Zróżnicowana wysokość dodatku do oopału nie powinna jednak dziwić; rządzący już wcześniej zapowiadali, że jego wysokość będzie uzależniona od wzrostu cen danego surowca w tym roku. A nie wszystkie surowce podrożały tak samo.
Jednocześnie należy pamiętać, że tak jak w przypadku dodatku do węgla, warunkiem otrzymania dodatku jest potwierdzenie wpisu albo zgłoszenie danego źródła ogrzewania do CEEB.

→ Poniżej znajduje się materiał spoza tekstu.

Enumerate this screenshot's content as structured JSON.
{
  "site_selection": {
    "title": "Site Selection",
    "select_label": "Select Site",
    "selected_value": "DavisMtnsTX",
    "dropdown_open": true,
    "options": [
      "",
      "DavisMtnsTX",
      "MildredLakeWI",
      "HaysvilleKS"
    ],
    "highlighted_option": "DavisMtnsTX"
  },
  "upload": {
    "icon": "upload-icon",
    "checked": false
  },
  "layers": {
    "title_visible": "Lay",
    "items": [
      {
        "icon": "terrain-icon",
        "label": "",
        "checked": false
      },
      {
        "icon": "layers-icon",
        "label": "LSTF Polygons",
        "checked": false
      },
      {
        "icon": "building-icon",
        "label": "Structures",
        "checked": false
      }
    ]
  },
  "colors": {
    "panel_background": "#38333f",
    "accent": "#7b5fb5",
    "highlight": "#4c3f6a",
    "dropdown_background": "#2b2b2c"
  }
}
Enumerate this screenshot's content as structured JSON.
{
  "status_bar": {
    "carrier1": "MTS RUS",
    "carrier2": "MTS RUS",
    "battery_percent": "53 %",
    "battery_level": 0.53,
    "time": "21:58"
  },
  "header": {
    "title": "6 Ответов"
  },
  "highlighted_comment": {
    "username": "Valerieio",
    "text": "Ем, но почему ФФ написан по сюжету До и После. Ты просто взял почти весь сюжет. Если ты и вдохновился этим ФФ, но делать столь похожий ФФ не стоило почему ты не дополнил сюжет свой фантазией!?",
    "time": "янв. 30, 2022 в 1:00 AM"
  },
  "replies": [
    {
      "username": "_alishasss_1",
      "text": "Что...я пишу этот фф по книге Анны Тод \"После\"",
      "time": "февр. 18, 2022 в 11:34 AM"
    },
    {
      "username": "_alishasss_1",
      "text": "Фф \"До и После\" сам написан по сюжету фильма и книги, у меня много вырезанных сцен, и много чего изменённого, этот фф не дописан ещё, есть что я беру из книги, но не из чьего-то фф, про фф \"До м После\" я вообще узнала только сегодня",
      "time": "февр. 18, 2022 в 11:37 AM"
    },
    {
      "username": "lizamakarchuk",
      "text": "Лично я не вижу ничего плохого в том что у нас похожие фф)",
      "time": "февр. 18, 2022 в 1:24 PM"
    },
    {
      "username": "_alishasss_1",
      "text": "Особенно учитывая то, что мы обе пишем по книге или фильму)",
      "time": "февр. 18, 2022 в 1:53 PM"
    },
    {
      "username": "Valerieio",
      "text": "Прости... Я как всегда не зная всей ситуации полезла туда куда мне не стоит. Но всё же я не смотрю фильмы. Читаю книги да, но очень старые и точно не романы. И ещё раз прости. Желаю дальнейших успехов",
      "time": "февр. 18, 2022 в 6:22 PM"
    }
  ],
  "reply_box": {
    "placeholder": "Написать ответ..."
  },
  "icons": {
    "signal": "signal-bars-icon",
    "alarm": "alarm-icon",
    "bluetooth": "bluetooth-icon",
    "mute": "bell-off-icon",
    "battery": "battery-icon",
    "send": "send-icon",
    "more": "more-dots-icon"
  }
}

Oprócz odbiorców indywidualnych dodatek mają również otrzymać tzw. podmioty wrażliwe, czyli szpitale, szkoły, żłobki czy noclegownie. Byłby przyznawany zarówno podmiotom, które ogrzewają budynki węglem, jak i pelletem, drewem lub olejem opałowym. W tym przypadku dodatek do opału miałby pokryć 40 proc. wzrostu kosztów ogrzewania na sezon, wyliczonych na podstawie średniej ceny i ilości zużytego paliwa zarówno w 2020 jak i 2021 r.
Na razie jednak trwają prace nad projektem. Nie wiadomo, kiedy mógłby wejść w życie. Najwcześniej – we wrześniu, pod warunkiem szybkich prac parlamentarnych.
Można już składać wnioski o dodatek węglowy
Z kolei wczoraj minister klimatu Anna Moskwa przekazała, że rozporządzenie ws. wzoru o dodatek węglowy, jest podpisane wchodzi w życie od środy, czyli od dzisiaj. To z kolei oznacza, że Polacy mogą już składać stosowne wnioski do swoich gmin o 3 tys. zł jednorazowego dodatku do węgla.